The scope of the claims

[1] A exothermic composition molded body obtained by molding an exothermic composition having iron powder, a reaction accelerator and water as essential components and a mobile water value of 0.01 to 10 is interposed between a substrate and a coating material. The base material and the Z or the covering material have a ventilation surface, the air permeability of the ventilation surface is 9 sec Z300cc or less, and a fixing means is provided on the base material and the Z or the covering material. A hot-water appliance characterized by that.

[2] The heat generation composition contains a binder, and the ratio of the binder is 0.001 to 0.25 parts by weight with respect to 100 parts by weight of iron powder. The listed hot water heater.

[3] The exothermic composition includes a carbon component, a water retention agent, a water-absorbing polymer, a pH adjuster, a hydrogen generation inhibitor, an aggregate, a fibrous material, a functional material, a surfactant, an organic silicon compound, a pyrogenic compound. At least selected from electrical components, moisturizers, fertilizer components, hydrophobic polymer compounds, exothermic aids, metals other than iron, metal oxides other than iron oxide, acidic substances, or mixtures thereof The hot water heater according to claim 1, characterized in that both contain one kind.

[4] The heating composition according to claim 1, wherein the exothermic composition contains a component obtained by contact treatment with an oxidizing gas of a mixture containing at least iron powder, a carbon component, a reaction accelerator, and water as essential components. Hot water heater.

[5] At least a part of the surface of the iron powder is covered with an iron oxide film, the thickness of the iron oxide film is 3 nm or more, and at least the central region and the iron oxide film are formed. Lower region force The hot water heater according to claim 1, which contains 20 to L00% by weight of active iron powder having an iron component region not containing oxygen in at least one selected region.

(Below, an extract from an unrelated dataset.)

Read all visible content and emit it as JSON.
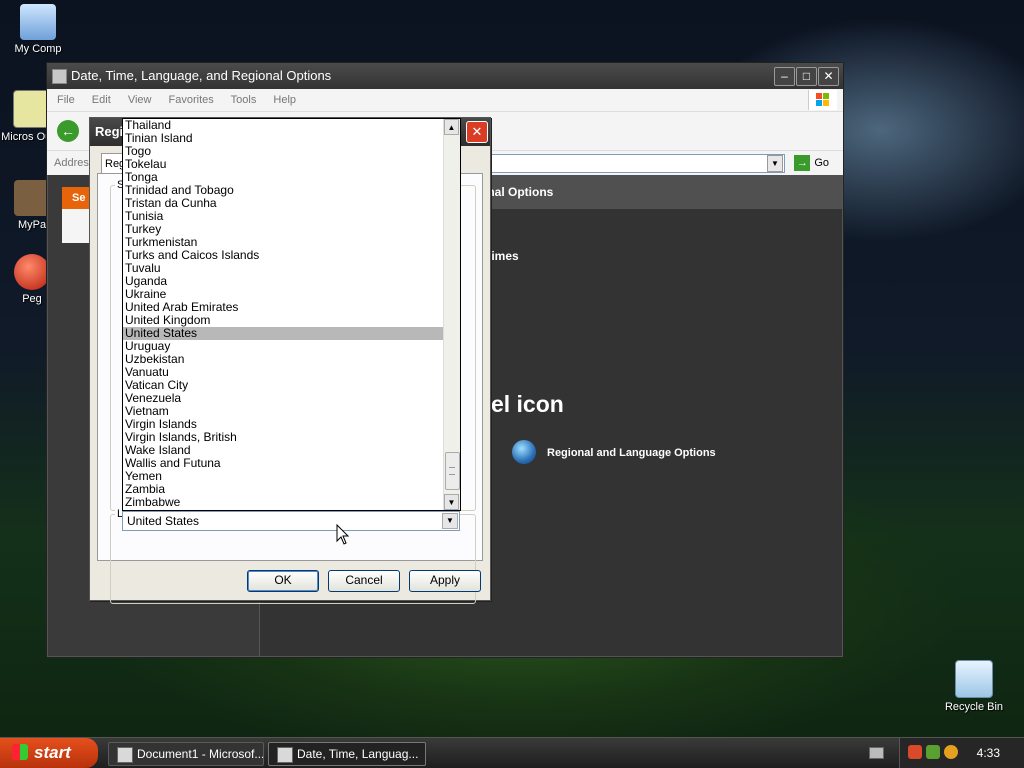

[6] By heat-sealing the base material and the covering material, a plurality of the exothermic composition molded bodies are provided via a heat seal portion, and at least a part of the ventilation surface is a ventilation control material. The hot water heater according to claim 1, wherein the hot water heater is covered.

[7] At least a part of the vent surface is provided with a vent hole formed by perforation, and the vent hole is attached with a non-breathable plastic film so that it can be peeled off. The hot water heater according to claim 1.

[8] The warming device according to [7], wherein the vent holes are concentrated in a central portion of the base material or the covering material.